Sri Lanka’s average electricity production per day, both through hydro and thermal power generation is 2050 MW. However, consumption rises to 2150 MW during hot days. Power requirements in the coming years are expected to be much higher and Minister Wanniarachchi has warned of a shortage by 2016. Even by today’s requirements, the joint venture project’s capacity meets a quarter of Sri Lanka’s power requirements.
Inherent national weakness
This week’s developments show that costs notwithstanding, the conduct of CHOGM in Colombo in November is high priority in the Government’s agenda. At least for two years, the prestige of being the Chair-in-office of the Commonwealth falls on Sri Lanka. For that, the Government has so successfully embarked on normalising relations with India. Provincial Council elections will be held in the first week of September and India’s help is being obtained to augment Sri Lanka’s national grid with electricity through a joint venture project in the strategic city of Trincomalee.
Whatever the merits or demerits of those measures, it clearly highlights an inherent national weakness. The absence of a quick and pragmatic response to issues raised by the international community, particularly before the UN Human Rights Council, was clearly a contributory factor.

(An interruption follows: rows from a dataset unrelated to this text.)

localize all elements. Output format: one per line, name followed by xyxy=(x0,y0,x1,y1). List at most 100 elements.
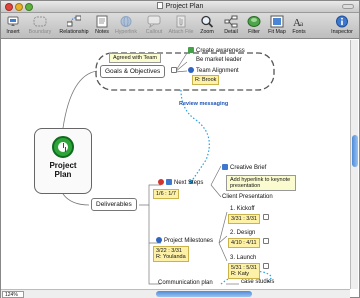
zoom-label: Zoom xyxy=(200,29,214,35)
case-studies[interactable]: case studies xyxy=(241,279,274,285)
next-steps-topic[interactable]: Next Steps xyxy=(158,179,203,186)
flag-icon xyxy=(188,47,194,53)
kickoff-label: 1. Kickoff xyxy=(230,206,255,212)
launch-resource-text: R: Katy xyxy=(231,271,250,277)
communication-label: Communication plan xyxy=(158,280,213,286)
fit-map-icon xyxy=(270,15,284,28)
milestones-resource-text: R: Youlanda xyxy=(156,254,186,260)
filter-button[interactable]: Filter xyxy=(245,15,263,35)
milestone-kickoff[interactable]: 1. Kickoff xyxy=(230,206,255,212)
toolbar-toggle-button[interactable] xyxy=(342,4,354,9)
toolbar: Insert Boundary Relationship Notes Hyper… xyxy=(1,13,359,39)
magnifier-icon xyxy=(200,15,214,28)
goals-child-3[interactable]: Team Alignment xyxy=(188,67,239,74)
milestone-launch[interactable]: 3. Launch xyxy=(230,255,256,261)
goals-child-3-label: Team Alignment xyxy=(196,68,239,74)
inspector-button[interactable]: Inspector xyxy=(330,15,354,35)
design-label: 2. Design xyxy=(230,230,256,236)
relationship-label: Relationship xyxy=(59,29,89,35)
next-steps-callout[interactable]: Add hyperlink to keynote presentation xyxy=(226,175,296,191)
design-dates: 4/10 : 4/11 xyxy=(228,238,260,248)
attach-file-icon xyxy=(174,15,188,28)
document-icon xyxy=(222,164,228,170)
deliverables-topic[interactable]: Deliverables xyxy=(91,198,137,211)
fonts-label: Fonts xyxy=(292,29,306,35)
callout-button[interactable]: Callout xyxy=(143,15,165,35)
next-steps-label: Next Steps xyxy=(174,180,204,186)
creative-brief[interactable]: Creative Brief xyxy=(222,164,266,171)
window-title-text: Project Plan xyxy=(165,3,204,10)
goals-child-1[interactable]: Create awareness xyxy=(188,47,245,54)
goals-callout-text: Agreed with Team xyxy=(113,55,157,61)
hyperlink-label: Hyperlink xyxy=(114,29,138,35)
map-canvas[interactable]: Project Plan Goals & Objectives Agreed w… xyxy=(1,40,350,289)
central-title-line1: Project xyxy=(49,161,77,170)
calendar-icon[interactable] xyxy=(263,214,269,220)
milestones-dates: 3/22 : 3/31 R: Youlanda xyxy=(153,246,189,262)
person-icon xyxy=(188,67,194,73)
boundary-label: Boundary xyxy=(28,29,52,35)
notes-label: Notes xyxy=(95,29,109,35)
callout-icon xyxy=(147,15,161,29)
client-presentation-label: Client Presentation xyxy=(222,194,273,200)
kickoff-dates: 3/31 : 3/31 xyxy=(228,214,260,224)
detail-label: Detail xyxy=(224,29,238,35)
app-window: Project Plan Insert Boundary Relationshi… xyxy=(0,0,360,298)
boundary-button[interactable]: Boundary xyxy=(26,15,54,35)
calendar-icon[interactable] xyxy=(263,263,269,269)
central-title-line2: Plan xyxy=(54,170,72,179)
fonts-button[interactable]: Aa Fonts xyxy=(290,15,308,35)
client-presentation[interactable]: Client Presentation xyxy=(222,194,273,200)
hyperlink-button[interactable]: Hyperlink xyxy=(113,15,139,35)
detail-button[interactable]: Detail xyxy=(222,15,240,35)
zoom-value: 124% xyxy=(5,292,18,298)
task-icon xyxy=(166,179,172,185)
person-icon xyxy=(156,237,162,243)
goals-topic[interactable]: Goals & Objectives xyxy=(100,65,166,78)
notes-button[interactable]: Notes xyxy=(93,15,111,35)
goals-child-2[interactable]: Be market leader xyxy=(196,57,242,63)
note-icon[interactable] xyxy=(171,67,177,73)
milestone-design[interactable]: 2. Design xyxy=(230,230,255,236)
vertical-scroll-thumb[interactable] xyxy=(352,135,358,167)
zoom-button[interactable]: Zoom xyxy=(198,15,216,35)
goals-callout[interactable]: Agreed with Team xyxy=(109,53,161,63)
notes-icon xyxy=(95,15,109,28)
relationship-button[interactable]: Relationship xyxy=(58,15,90,35)
horizontal-scrollbar[interactable]: 124% xyxy=(1,289,350,298)
insert-icon xyxy=(6,15,20,28)
attach-file-label: Attach File xyxy=(168,29,194,35)
kickoff-dates-text: 3/31 : 3/31 xyxy=(231,216,257,222)
milestones-topic[interactable]: Project Milestones xyxy=(156,237,213,244)
communication-topic[interactable]: Communication plan xyxy=(158,280,213,286)
goals-label: Goals & Objectives xyxy=(105,68,161,75)
creative-brief-label: Creative Brief xyxy=(230,165,267,171)
clock-icon xyxy=(52,136,74,158)
info-icon xyxy=(335,15,349,28)
case-studies-label: case studies xyxy=(241,279,275,285)
next-steps-callout-text: Add hyperlink to keynote presentation xyxy=(230,177,291,189)
svg-text:a: a xyxy=(300,20,304,28)
central-topic[interactable]: Project Plan xyxy=(34,128,92,194)
milestones-label: Project Milestones xyxy=(164,238,214,244)
goals-child-1-label: Create awareness xyxy=(196,48,245,54)
boundary-icon xyxy=(33,15,47,28)
deliverables-label: Deliverables xyxy=(96,201,132,208)
goals-resource-text: R: Brook xyxy=(195,77,217,83)
zoom-select[interactable]: 124% xyxy=(2,291,24,298)
insert-button[interactable]: Insert xyxy=(4,15,22,35)
document-icon xyxy=(156,2,163,9)
window-title: Project Plan xyxy=(1,2,359,10)
inspector-label: Inspector xyxy=(331,29,353,35)
goals-resource: R: Brook xyxy=(192,75,220,85)
vertical-scrollbar[interactable] xyxy=(350,40,358,289)
attach-file-button[interactable]: Attach File xyxy=(167,15,195,35)
fonts-icon: Aa xyxy=(292,15,306,29)
fit-map-button[interactable]: Fit Map xyxy=(266,15,288,35)
goals-child-2-label: Be market leader xyxy=(196,57,242,63)
callout-label: Callout xyxy=(145,29,163,35)
calendar-icon[interactable] xyxy=(263,238,269,244)
horizontal-scroll-thumb[interactable] xyxy=(156,291,252,297)
relationship-label[interactable]: Review messaging xyxy=(179,101,228,107)
filter-label: Filter xyxy=(248,29,260,35)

Now, in the wake of a CHOGM, an all-out effort is being made to adopt just the opposite position in the hope that cries against Sri Lanka would be over. The confusion is better underscored by what a UPFA politician told a western diplomat. “How do you see things playing out in the next one year,” the diplomat asked. The politico shot back; “If you tell me what is going to happen in one month, I will answer your question.” That explains the uncertainty.